Design is Problem Solving

I spent a few hours at the Museum of Modern Art last weekend, and as it has before, it inspired new ideas and made connections in themes I’ve been thinking about. There was a small exhibit there called Born out of Necessity. The exhibit displayed pieces that have been designed as a response to a desperate need or designed as art to solve a problem imagined and foreseen in the future.

The opening dialog to the exhibit, posted on the wall near its entry was this—words masterfully capturing the essence of design:

Among the most common and enduring definitions of design is “problem solving.” A problem arrives, the designer analyzes it and distill it into goals, and these create a roadmap to a solution, working with the means at her disposal. These include the budget, the materials and techniques she can afford and master (for an object like a chair, a lamp, or a bicycle, for instance), or the code and software she favors (for a digital product, such as an interface or interactive map). She must also consider the requirements of distribution and marketing, if the product is meant for wide dissemination. If she is good, the process, simple and linear, will result in an elegant, functional economical and meaningful solution, the splendid outcome of an insipid syllogism. […]

Goals and means come together in design process, a remarkable synthesis, whose ambition is to distill an object that is much more—in significance, functionality, innovation, and elegance—than the sum of its parts.

Many of the points, design being problem solving, it being about constraints and requirements, and the process of creating something elegant and meaningful, are all great ideas on their own but connected in that way created a beautiful picture of what design is.

The elements of the exhibit fortified the elements of design. In most cases, they were real-world products solving real first and third-world problems. This wasn’t some design being shown off on dribbble—something that will never ship—but functional things and elegant things that help people survive. Simple products like the Leatherman Wave multi-tool, something I carry with me in my bag, earplugs, and some more advanced technology like the One Laptop Per Child device and architecture designs that save structures from collapsing in earthquakes.
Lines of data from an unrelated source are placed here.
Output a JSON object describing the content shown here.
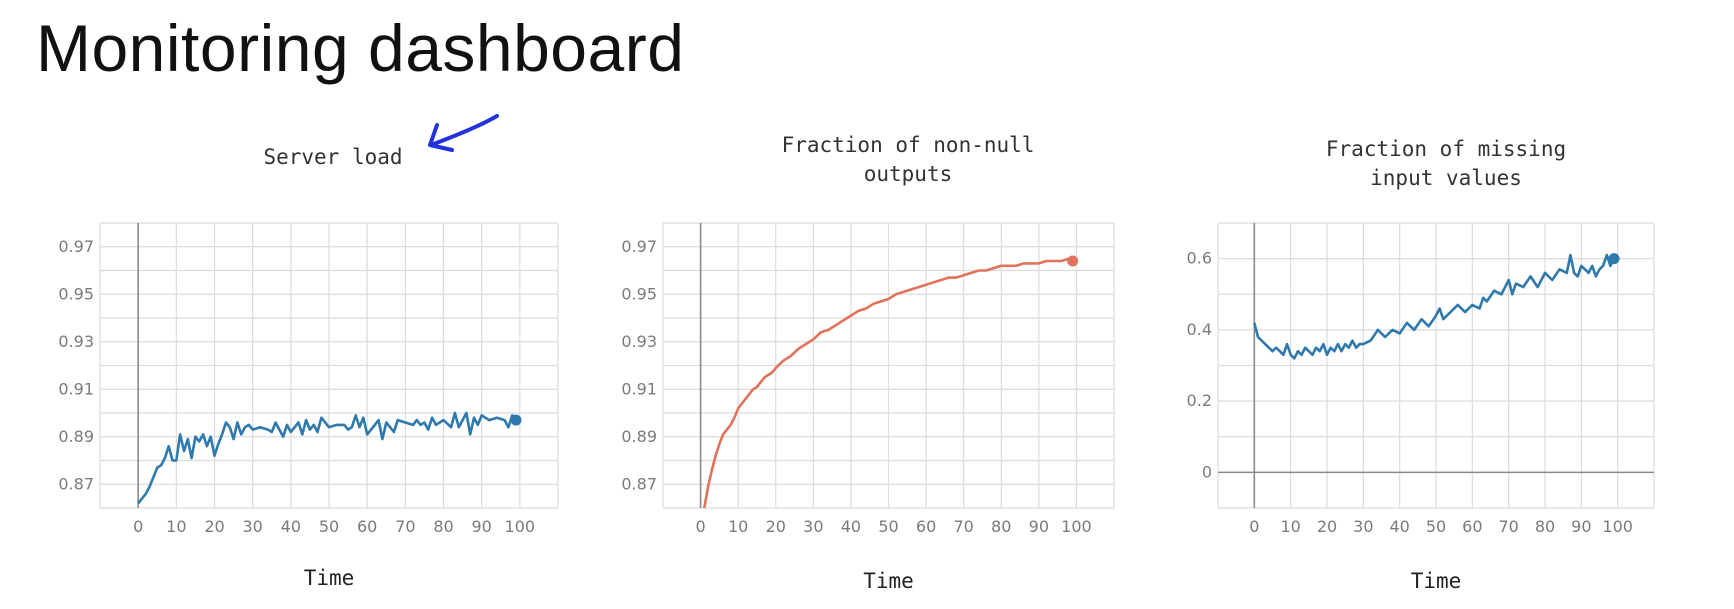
{
  "page": {
    "title": "Monitoring dashboard"
  },
  "annotation": {
    "icon": "arrow-pointing-left-icon",
    "color": "#2233dd"
  },
  "chart_data": [
    {
      "id": "server-load",
      "type": "line",
      "title_lines": [
        "Server load"
      ],
      "xlabel": "Time",
      "ylabel": "",
      "xlim": [
        -10,
        110
      ],
      "ylim": [
        0.86,
        0.98
      ],
      "xticks": [
        0,
        10,
        20,
        30,
        40,
        50,
        60,
        70,
        80,
        90,
        100
      ],
      "yticks": [
        0.87,
        0.89,
        0.91,
        0.93,
        0.95,
        0.97
      ],
      "ytick_labels": [
        "0.87",
        "0.89",
        "0.91",
        "0.93",
        "0.95",
        "0.97"
      ],
      "grid": true,
      "series": [
        {
          "color": "#2f79ad",
          "end_marker": true,
          "x": [
            0,
            2,
            3,
            5,
            6,
            7,
            8,
            9,
            10,
            11,
            12,
            13,
            14,
            15,
            16,
            17,
            18,
            19,
            20,
            21,
            22,
            23,
            24,
            25,
            26,
            27,
            28,
            29,
            30,
            32,
            34,
            35,
            36,
            38,
            39,
            40,
            42,
            43,
            44,
            45,
            46,
            47,
            48,
            50,
            52,
            54,
            55,
            56,
            57,
            58,
            59,
            60,
            62,
            63,
            64,
            65,
            66,
            67,
            68,
            70,
            72,
            73,
            74,
            75,
            76,
            77,
            78,
            80,
            82,
            83,
            84,
            85,
            86,
            87,
            88,
            89,
            90,
            92,
            94,
            96,
            97,
            98,
            99
          ],
          "y": [
            0.862,
            0.866,
            0.869,
            0.877,
            0.878,
            0.881,
            0.886,
            0.88,
            0.88,
            0.891,
            0.884,
            0.889,
            0.881,
            0.89,
            0.888,
            0.891,
            0.886,
            0.89,
            0.882,
            0.887,
            0.891,
            0.896,
            0.894,
            0.889,
            0.896,
            0.891,
            0.894,
            0.895,
            0.893,
            0.894,
            0.893,
            0.892,
            0.896,
            0.89,
            0.895,
            0.892,
            0.896,
            0.891,
            0.897,
            0.893,
            0.895,
            0.892,
            0.898,
            0.894,
            0.895,
            0.895,
            0.893,
            0.894,
            0.899,
            0.894,
            0.898,
            0.891,
            0.895,
            0.897,
            0.889,
            0.896,
            0.894,
            0.892,
            0.897,
            0.896,
            0.895,
            0.897,
            0.895,
            0.896,
            0.893,
            0.898,
            0.895,
            0.897,
            0.894,
            0.9,
            0.894,
            0.897,
            0.9,
            0.891,
            0.898,
            0.895,
            0.899,
            0.897,
            0.898,
            0.897,
            0.894,
            0.899,
            0.897
          ]
        }
      ]
    },
    {
      "id": "fraction-non-null",
      "type": "line",
      "title_lines": [
        "Fraction of non-null",
        "outputs"
      ],
      "xlabel": "Time",
      "ylabel": "",
      "xlim": [
        -10,
        110
      ],
      "ylim": [
        0.86,
        0.98
      ],
      "xticks": [
        0,
        10,
        20,
        30,
        40,
        50,
        60,
        70,
        80,
        90,
        100
      ],
      "yticks": [
        0.87,
        0.89,
        0.91,
        0.93,
        0.95,
        0.97
      ],
      "ytick_labels": [
        "0.87",
        "0.89",
        "0.91",
        "0.93",
        "0.95",
        "0.97"
      ],
      "grid": true,
      "series": [
        {
          "color": "#e0735a",
          "end_marker": true,
          "x": [
            1,
            2,
            3,
            4,
            5,
            6,
            7,
            8,
            9,
            10,
            11,
            12,
            13,
            14,
            15,
            16,
            17,
            18,
            19,
            20,
            22,
            24,
            26,
            28,
            30,
            32,
            34,
            36,
            38,
            40,
            42,
            44,
            46,
            48,
            50,
            52,
            54,
            56,
            58,
            60,
            62,
            64,
            66,
            68,
            70,
            72,
            74,
            76,
            78,
            80,
            82,
            84,
            86,
            88,
            90,
            92,
            94,
            96,
            98,
            99
          ],
          "y": [
            0.86,
            0.869,
            0.876,
            0.882,
            0.887,
            0.891,
            0.893,
            0.895,
            0.898,
            0.902,
            0.904,
            0.906,
            0.908,
            0.91,
            0.911,
            0.913,
            0.915,
            0.916,
            0.917,
            0.919,
            0.922,
            0.924,
            0.927,
            0.929,
            0.931,
            0.934,
            0.935,
            0.937,
            0.939,
            0.941,
            0.943,
            0.944,
            0.946,
            0.947,
            0.948,
            0.95,
            0.951,
            0.952,
            0.953,
            0.954,
            0.955,
            0.956,
            0.957,
            0.957,
            0.958,
            0.959,
            0.96,
            0.96,
            0.961,
            0.962,
            0.962,
            0.962,
            0.963,
            0.963,
            0.963,
            0.964,
            0.964,
            0.964,
            0.965,
            0.964
          ]
        }
      ]
    },
    {
      "id": "fraction-missing",
      "type": "line",
      "title_lines": [
        "Fraction of missing",
        "input values"
      ],
      "xlabel": "Time",
      "ylabel": "",
      "xlim": [
        -10,
        110
      ],
      "ylim": [
        -0.1,
        0.7
      ],
      "xticks": [
        0,
        10,
        20,
        30,
        40,
        50,
        60,
        70,
        80,
        90,
        100
      ],
      "yticks": [
        0,
        0.2,
        0.4,
        0.6
      ],
      "ytick_labels": [
        "0",
        "0.2",
        "0.4",
        "0.6"
      ],
      "grid": true,
      "series": [
        {
          "color": "#2f79ad",
          "end_marker": true,
          "x": [
            0,
            1,
            2,
            3,
            4,
            5,
            6,
            7,
            8,
            9,
            10,
            11,
            12,
            13,
            14,
            15,
            16,
            17,
            18,
            19,
            20,
            21,
            22,
            23,
            24,
            25,
            26,
            27,
            28,
            29,
            30,
            32,
            34,
            36,
            38,
            40,
            42,
            44,
            46,
            48,
            50,
            51,
            52,
            54,
            56,
            58,
            60,
            62,
            63,
            64,
            66,
            68,
            70,
            71,
            72,
            74,
            76,
            78,
            80,
            82,
            84,
            86,
            87,
            88,
            89,
            90,
            92,
            93,
            94,
            95,
            96,
            97,
            98,
            99
          ],
          "y": [
            0.42,
            0.38,
            0.37,
            0.36,
            0.35,
            0.34,
            0.35,
            0.34,
            0.33,
            0.36,
            0.33,
            0.32,
            0.34,
            0.33,
            0.35,
            0.34,
            0.33,
            0.35,
            0.34,
            0.36,
            0.33,
            0.35,
            0.34,
            0.36,
            0.34,
            0.36,
            0.35,
            0.37,
            0.35,
            0.36,
            0.36,
            0.37,
            0.4,
            0.38,
            0.4,
            0.39,
            0.42,
            0.4,
            0.43,
            0.41,
            0.44,
            0.46,
            0.43,
            0.45,
            0.47,
            0.45,
            0.47,
            0.46,
            0.49,
            0.48,
            0.51,
            0.5,
            0.54,
            0.5,
            0.53,
            0.52,
            0.55,
            0.52,
            0.56,
            0.54,
            0.57,
            0.56,
            0.61,
            0.56,
            0.55,
            0.58,
            0.56,
            0.58,
            0.55,
            0.57,
            0.58,
            0.61,
            0.58,
            0.6
          ]
        }
      ]
    }
  ]
}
All of these things served a purpose. There was intention in their creation to improve people’s lives. Some were simple by design and some were simple by constraints of manufacturing, technology, or materials, but they all managed to mold what they had into something great. The true definition of make. I left MoMA that day with a lingering thought I haven’t been able to put into words until writing drew it out of me.

Design, in the meaning so aptly put above, isn’t about creating, it’s about understanding. The process can be simple and linear but more often, the process of design is rough and becomes more so when the problems are more personal or greater in nature. But here’s the important part of what I learned: you have what it takes to start designing now. Design is discovery, exploration, and distillation. It begins with analysis and you’re in as good a place as ever to begin exploring and learning more about problems.

Start. Then try to understand. Don’t worry about where you are now because nothing can ever be fully understood—so there is no destination for you to arrive at. With understanding will come a clearer picture of what a functional, elegant, simple, and meaning full solution is. That’s when design is problem solving: not only because of the product you created as a solution, but your process of overcoming and solving your way through making it happen.